Was it rational for me, a woman of agnostic bent, to have been commissioned for this sacred work, or to be rhapsodizing about a saintly spirit like Mary Magdalene? Probably not. Does that irony render my love for this biblical figure mere infatuation? Certainly not! Women have been maligned and abused in the histories made and written by men. Mary’s courage—which illuminates the window that you are about to install in St. Saviour’s—is the true spirit of womanhood on the verge of self-awareness, and the day will surely come when the fierce power of love will cast off the chains and shrouds of the patriarchs.
She does not look at Jesus in adoration; she meets his gaze with her own affirming spirit, saying, ‘I choose to believe in you.’

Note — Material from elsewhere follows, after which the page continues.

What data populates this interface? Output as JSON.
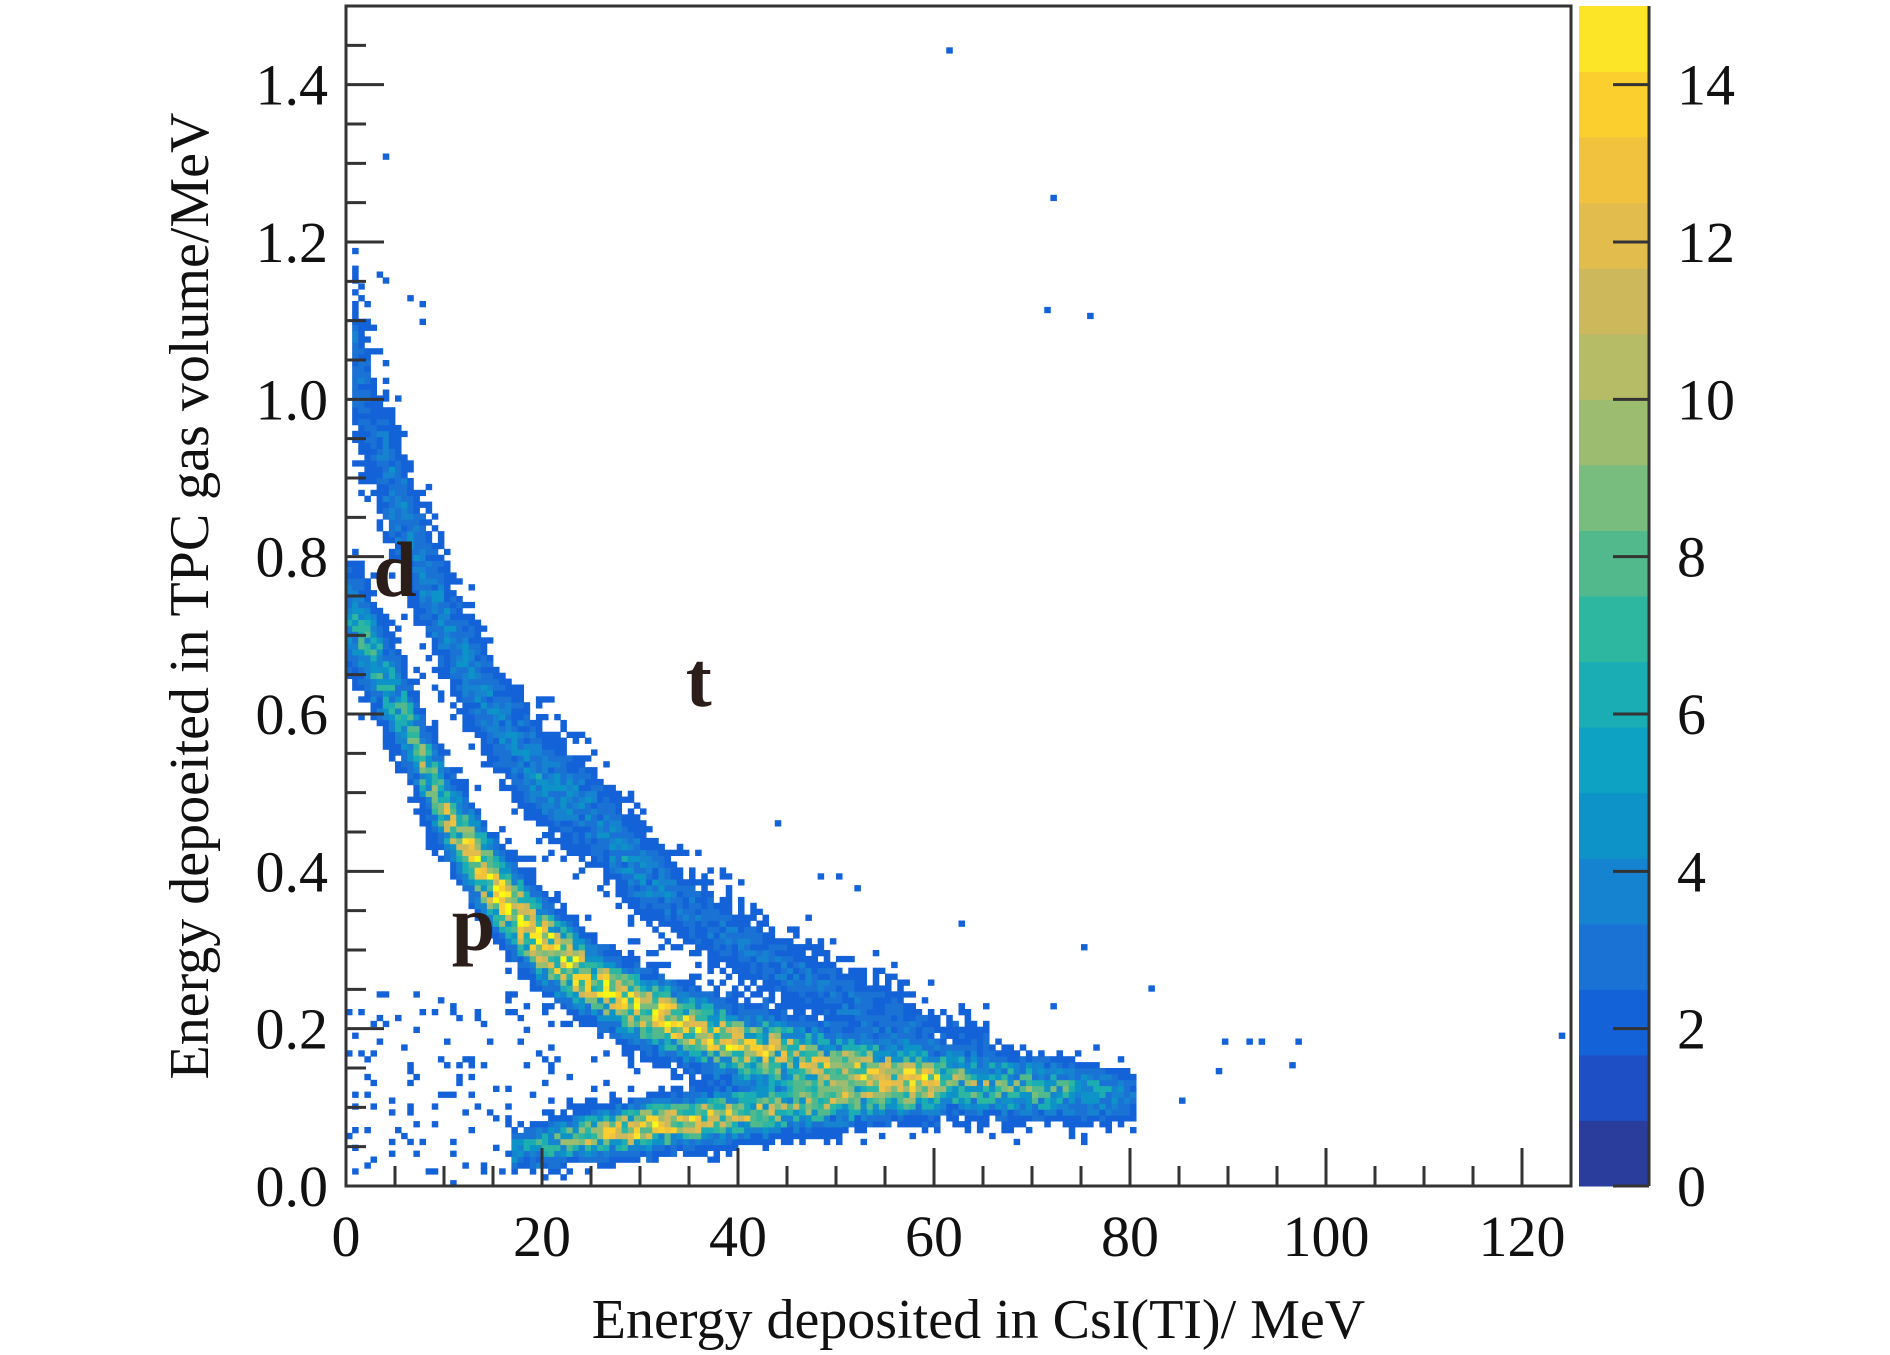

The art of stained glass is opposite to that of painting. You aren’t looking at reflected light when you cast your gaze upon a stained-glass window; what you are seeing is pure light that has passed through translucent, transfiguring glass. When it comes to paint fused to a silicon lens, the glass artist’s skill is not so much in the application of pigment as in its scraping and scratching away to reveal the unfiltered blaze of brilliant, white light. That is the magic of my art. The cutting, breaking, fitting, leading, soldering, and so on are simply consequents—tasks that must be performed to realize the glass’s sublime truth.
I thank you for choosing me for that—as it has turned out—glorious task. No matter what the fate of the window we have created, its vision will animate my soul for the brief eternity of my earthly existence.